Atección de Aves (ZEPA) de los Llanos y Cuchillos de Antigua, dove ci sono sette specie sedentarie e sette migratorie incluse nella direttiva dell’Unione Europea sugli uccelli protetti. Nessuna licenza

“In relazione alla mancanza di autorizzazioni e licenze amministrative”, la Procura sottolinea che l’impianto di agglomerato di asfalto “manca di autorizzazione del Servizio Minerario”, e che tutti gli impianti – asfalto, calcestruzzo e inerti – mancano di licenze comunali e di qualificazione territoriale.

Infatti, aggiunge, “sono stati trattati vari dossier che si sono conclusi con il rifiuto delle autorizzazioni richieste”.

Anche l’estrazione degli aggregati “manca delle autorizzazioni pertinenti” del governo delle Canarie, l’impresa non ha una licenza di attività municipale, e la captazione dell’acqua e l’impianto di desalinizzazione mancano “dell’autorizzazione richiesta dal Consiglio dell’acqua dell’isola”.

L’azienda manca anche dell’autorizzazione per la gestione dei rifiuti edili, aggiunge la Procura.

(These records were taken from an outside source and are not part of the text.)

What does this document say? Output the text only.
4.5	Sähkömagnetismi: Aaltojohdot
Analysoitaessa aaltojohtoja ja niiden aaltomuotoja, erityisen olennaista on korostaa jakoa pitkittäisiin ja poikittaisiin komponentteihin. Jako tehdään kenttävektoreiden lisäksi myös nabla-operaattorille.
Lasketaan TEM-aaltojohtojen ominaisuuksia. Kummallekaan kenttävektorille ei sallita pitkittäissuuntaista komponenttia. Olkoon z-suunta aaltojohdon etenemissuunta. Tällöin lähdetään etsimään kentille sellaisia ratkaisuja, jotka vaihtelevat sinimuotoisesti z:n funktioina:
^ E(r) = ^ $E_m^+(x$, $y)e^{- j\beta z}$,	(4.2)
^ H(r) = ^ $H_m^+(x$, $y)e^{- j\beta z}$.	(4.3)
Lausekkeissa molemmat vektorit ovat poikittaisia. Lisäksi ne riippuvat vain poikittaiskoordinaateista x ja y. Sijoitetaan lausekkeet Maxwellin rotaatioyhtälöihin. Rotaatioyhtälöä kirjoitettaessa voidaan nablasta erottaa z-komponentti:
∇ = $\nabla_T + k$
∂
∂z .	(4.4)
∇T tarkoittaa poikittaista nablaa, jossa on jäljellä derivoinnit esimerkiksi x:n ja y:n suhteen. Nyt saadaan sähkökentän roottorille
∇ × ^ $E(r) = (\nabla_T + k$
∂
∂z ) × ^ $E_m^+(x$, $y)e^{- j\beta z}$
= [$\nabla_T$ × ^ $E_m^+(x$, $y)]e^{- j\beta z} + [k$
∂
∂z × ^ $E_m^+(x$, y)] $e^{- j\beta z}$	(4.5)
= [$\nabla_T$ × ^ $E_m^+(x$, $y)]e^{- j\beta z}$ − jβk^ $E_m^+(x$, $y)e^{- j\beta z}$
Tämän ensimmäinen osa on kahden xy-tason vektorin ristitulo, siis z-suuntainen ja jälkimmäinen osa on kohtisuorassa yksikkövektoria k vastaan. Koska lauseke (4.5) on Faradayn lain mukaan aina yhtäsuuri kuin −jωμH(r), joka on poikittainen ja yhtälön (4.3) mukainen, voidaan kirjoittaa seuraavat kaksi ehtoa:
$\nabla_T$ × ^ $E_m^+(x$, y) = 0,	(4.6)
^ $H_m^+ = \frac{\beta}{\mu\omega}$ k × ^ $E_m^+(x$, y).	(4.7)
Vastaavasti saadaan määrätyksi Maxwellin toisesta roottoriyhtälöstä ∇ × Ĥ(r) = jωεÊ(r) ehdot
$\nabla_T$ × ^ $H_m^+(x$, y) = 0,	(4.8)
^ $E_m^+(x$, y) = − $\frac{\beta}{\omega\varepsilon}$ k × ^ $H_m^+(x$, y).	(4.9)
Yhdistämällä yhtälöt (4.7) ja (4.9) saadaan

“Durante un lungo periodo di tempo”, almeno tra il 2000 e il 2017, dice la Procura, l’impresa accusata “sistematicamente e continuamente” e “con il chiaro obiettivo di favorire i suoi interessi minerari e industriali nella zona, ha promosso e realizzato costanti azioni costruttive, estrattive e minerarie nei Llanos de Las Goteras, in flagrante violazione della normativa territoriale della zona, mancando i permessi e le licenze necessarie per questo, essendo anche tali azioni illegali e i non legalizzabili”.

Inoltre, le attività di costruzione, industriali ed estrattive durante più di 15 anni “hanno anche influenzato l’ambiente e lo sviluppo ecologico della zona”, sottolinea l’accusa, che è supportata da un rapporto preparato nel giugno 2018 dal viceministero dell’ambiente del governo delle Canarie, che dettaglia fino a otto impatti gravi causati dal complesso minerario.

Ha causato una “alterazione della morfologia della zona” che copre circa 14 ettari e ha modificato “drasticamente” il profilo topografico del burrone del Barranco de la Torre, con una “brusca irregolarità del terreno come risultato delle operazioni minerarie”.

L’estrazione di aggregati è stimata tra 320.000 e 720.000 metri cubi in totale, secondo le conclusioni del rapporto del governo regionale.

Ambiente mette in evidenza “l’impatto visivo” degli interventi realizzati, che descrive come “moderato” o “alto” e che ha generato un “effetto irrecuperabile sulla geologia della zona”.

L’effetto sul barranco ha alterato “parte della dinamica e della struttura del letto della gola” e le “emissioni di polvere e particelle sospese” hanno colpito la vegetazione e la flora, mentre “gli alti livelli di rumore” potrebbero essere la ragione per cui non c’è “nessuna specie di uccelli” nella zona della cava.

In particolare, si riferisce all’effetto su “una specie catalogata come in pericolo” come la guirra, che ha nel Barranco de la Torre un “territorio storico” per la specie e che ha un nido a 540 metri dalla cava.

La “perdita” documentata nella deposizione delle uova, aggiunge la Procura, ha una “chiara coincidenza temporale con l’installazione dell’operazione mineraria”.